Duke Kahanamoku rode the legendary wave for over a mile

According to Men's Journal, the surf at Waikiki Bay has changed quite a bit over the last century or so. In the 1800s, priests at a temple on Diamond Head, a volcanic point to the south of the bay, would fly kites to indicate that the surf was up. In those days, a surfer could catch a wave off the point and ride it for almost two miles. And in 1917, Duke Kahanamoku came close to achieving this impressive feat. In May of that year, a storm near New Zealand created a huge swell that surged across the Pacific and struck an area called Castle's, a spot of Waikiki Beach where the waves break so far from shore that it's known to surfers as Steamer Lane because they float out near the shipping channel to wait for them.

When the swell hit Oahu from the south, Kahanamoku caught the wave it produced at Steamer Lane with his 16-foot, 114-pound red koa wood board without a skeg (the fin underneath the rear of modern surfboards) and rode it for over a mile across the iconic Waikiki coastline to a place called Canoes, where beach boys waited to take tourists around the bay in outrigger canoes. What makes the feat even more legendary is that the surf doesn't break like this off Waikiki anymore, so it's unlikely that anyone else is going to come along and do it again anytime soon.

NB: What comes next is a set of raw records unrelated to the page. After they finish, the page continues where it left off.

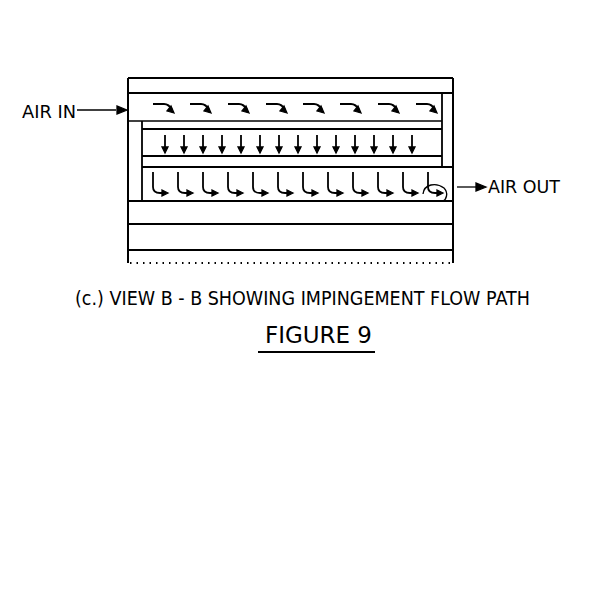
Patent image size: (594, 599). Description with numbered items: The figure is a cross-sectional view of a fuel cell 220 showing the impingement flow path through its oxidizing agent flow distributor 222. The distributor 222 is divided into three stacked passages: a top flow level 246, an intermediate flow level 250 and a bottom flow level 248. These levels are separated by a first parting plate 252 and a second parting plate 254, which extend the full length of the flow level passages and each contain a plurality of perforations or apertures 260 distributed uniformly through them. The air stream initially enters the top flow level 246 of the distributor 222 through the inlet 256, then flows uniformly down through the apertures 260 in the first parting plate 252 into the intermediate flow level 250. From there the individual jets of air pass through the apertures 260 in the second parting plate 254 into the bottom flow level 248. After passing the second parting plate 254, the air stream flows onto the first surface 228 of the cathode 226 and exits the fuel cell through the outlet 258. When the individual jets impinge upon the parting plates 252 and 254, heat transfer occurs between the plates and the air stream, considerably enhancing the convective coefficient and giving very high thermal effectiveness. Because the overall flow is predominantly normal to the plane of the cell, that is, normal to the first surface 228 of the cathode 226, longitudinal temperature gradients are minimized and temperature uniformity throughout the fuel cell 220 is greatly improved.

The fuel cell 220 is at (198, 66).
The oxidizing agent flow distributor 222 is at (447, 100).
The cathode 226 is at (145, 212).
The first surface 228 is at (443, 201).
The top flow level 246 is at (400, 96).
The bottom flow level 248 is at (243, 180).
The intermediate flow level 250 is at (142, 142).
The first parting plate 252 is at (336, 125).
The second parting plate 254 is at (142, 171).
The inlet 256 is at (127, 97).
The outlet 258 is at (453, 168).
The apertures 260 is at (263, 121).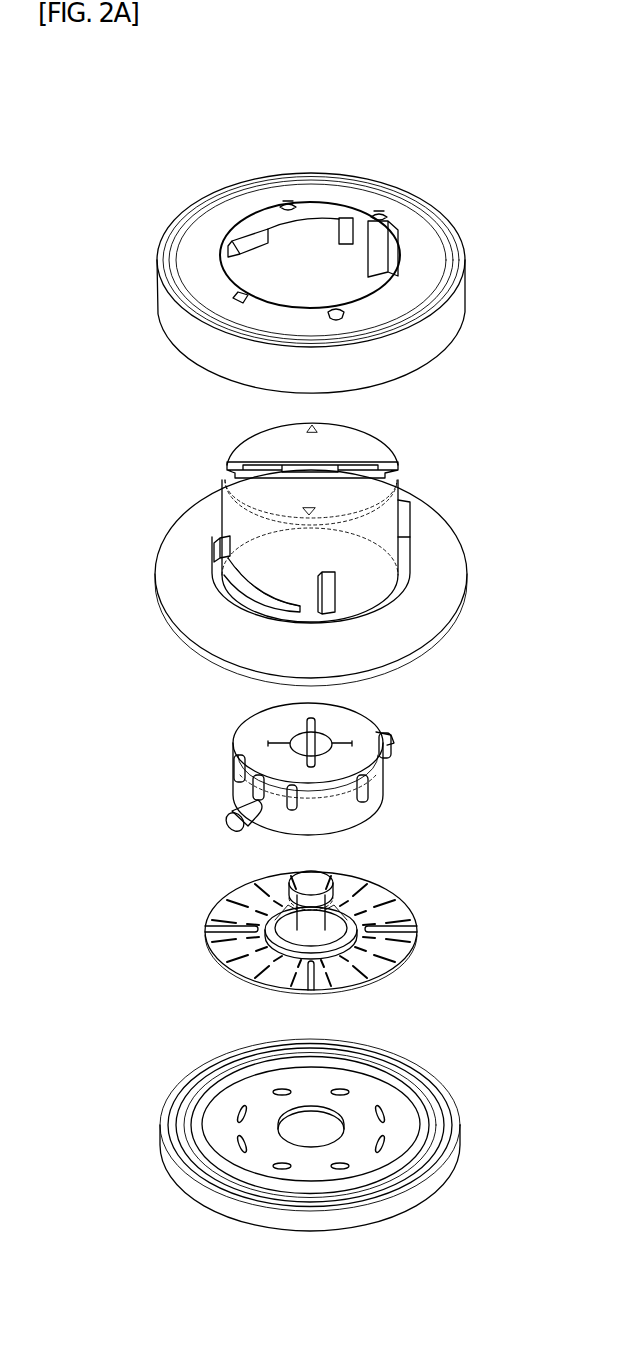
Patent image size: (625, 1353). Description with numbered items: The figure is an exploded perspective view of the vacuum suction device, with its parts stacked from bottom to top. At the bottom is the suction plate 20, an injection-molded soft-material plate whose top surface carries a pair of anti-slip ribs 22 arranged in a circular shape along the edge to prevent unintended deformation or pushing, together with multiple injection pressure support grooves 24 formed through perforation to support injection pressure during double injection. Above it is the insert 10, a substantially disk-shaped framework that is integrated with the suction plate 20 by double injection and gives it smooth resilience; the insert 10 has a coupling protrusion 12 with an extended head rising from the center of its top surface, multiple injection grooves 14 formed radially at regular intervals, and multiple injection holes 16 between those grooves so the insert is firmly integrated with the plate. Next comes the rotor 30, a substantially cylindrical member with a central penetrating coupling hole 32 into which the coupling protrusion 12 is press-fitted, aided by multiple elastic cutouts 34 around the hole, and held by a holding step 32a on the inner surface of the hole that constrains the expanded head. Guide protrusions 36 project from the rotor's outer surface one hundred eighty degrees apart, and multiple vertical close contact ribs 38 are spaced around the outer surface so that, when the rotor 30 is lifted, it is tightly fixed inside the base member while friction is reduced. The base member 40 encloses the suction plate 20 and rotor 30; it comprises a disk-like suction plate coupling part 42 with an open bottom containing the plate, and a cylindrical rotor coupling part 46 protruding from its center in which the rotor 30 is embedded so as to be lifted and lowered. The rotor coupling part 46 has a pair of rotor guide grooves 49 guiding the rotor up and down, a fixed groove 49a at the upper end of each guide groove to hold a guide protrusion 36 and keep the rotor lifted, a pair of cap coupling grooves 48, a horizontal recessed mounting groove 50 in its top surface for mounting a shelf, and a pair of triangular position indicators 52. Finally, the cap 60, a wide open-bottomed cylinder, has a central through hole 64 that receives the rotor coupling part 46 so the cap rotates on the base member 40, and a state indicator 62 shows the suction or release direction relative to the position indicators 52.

The insert 10 is at (293, 916).
The coupling protrusion 12 is at (318, 872).
The injection grooves 14 is at (412, 920).
The injection holes 16 is at (393, 945).
The suction plate 20 is at (291, 1135).
The anti-slip ribs 22 is at (418, 1085).
The injection pressure support grooves 24 is at (352, 1170).
The rotor 30 is at (291, 768).
The coupling hole 32 is at (324, 724).
The holding step 32a is at (325, 738).
The elastic cutouts 34 is at (277, 740).
The guide protrusions 36 is at (210, 785).
The close contact ribs 38 is at (385, 760).
The base member 40 is at (277, 541).
The suction plate coupling part 42 is at (430, 535).
The rotor coupling part 46 is at (232, 508).
The cap coupling grooves 48 is at (335, 595).
The rotor guide grooves 49 is at (260, 588).
The fixed groove 49a is at (222, 560).
The mounting groove 50 is at (325, 456).
The position indicators 52 is at (360, 452).
The cap 60 is at (297, 262).
The state indicator 62 is at (290, 205).
The through hole 64 is at (350, 276).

The place where Duke Kahanamoku caught the wave was already the stuff of legend

Hawaiians call this surf spot Kalehuawehe, and it has been the stuff of legends since long before Kahanamoku rode the mile-long monster that cemented his place in the in the history of the island of Oahu. According to the University of Hawaii, Kalehuawehe is an ancient surfing area that is credited as the spot where the taboo on surfing was broken. The legend has that a young chief from the valley of Manoa, now a neighborhood in Honolulu, broke the taboo when he gave his lehua lei to the daughter of Chief Kakuhihewa, who until that point had been the only person allowed to surf the fantastic waves of Waikiki. When Chief Kakuhihewa's daughter accepted the lei, anyone who wanted to ride the waves could do so. The name literally means "the removed lehua lei" in honor of this legend.

When Duke Kahanamoku rode that massive wave back in May 1917, he was continuing a long tradition that goes back generations in Hawaii, and his legacy continues to be celebrated to this day. So it's no wonder that, as noted by Surfer Today, he was the first person to earn a spot in the Halls of Fame for both swimming and surfing, and that he was given the title of the official "Ambassador of Aloha" when Hawaii achieved statehood.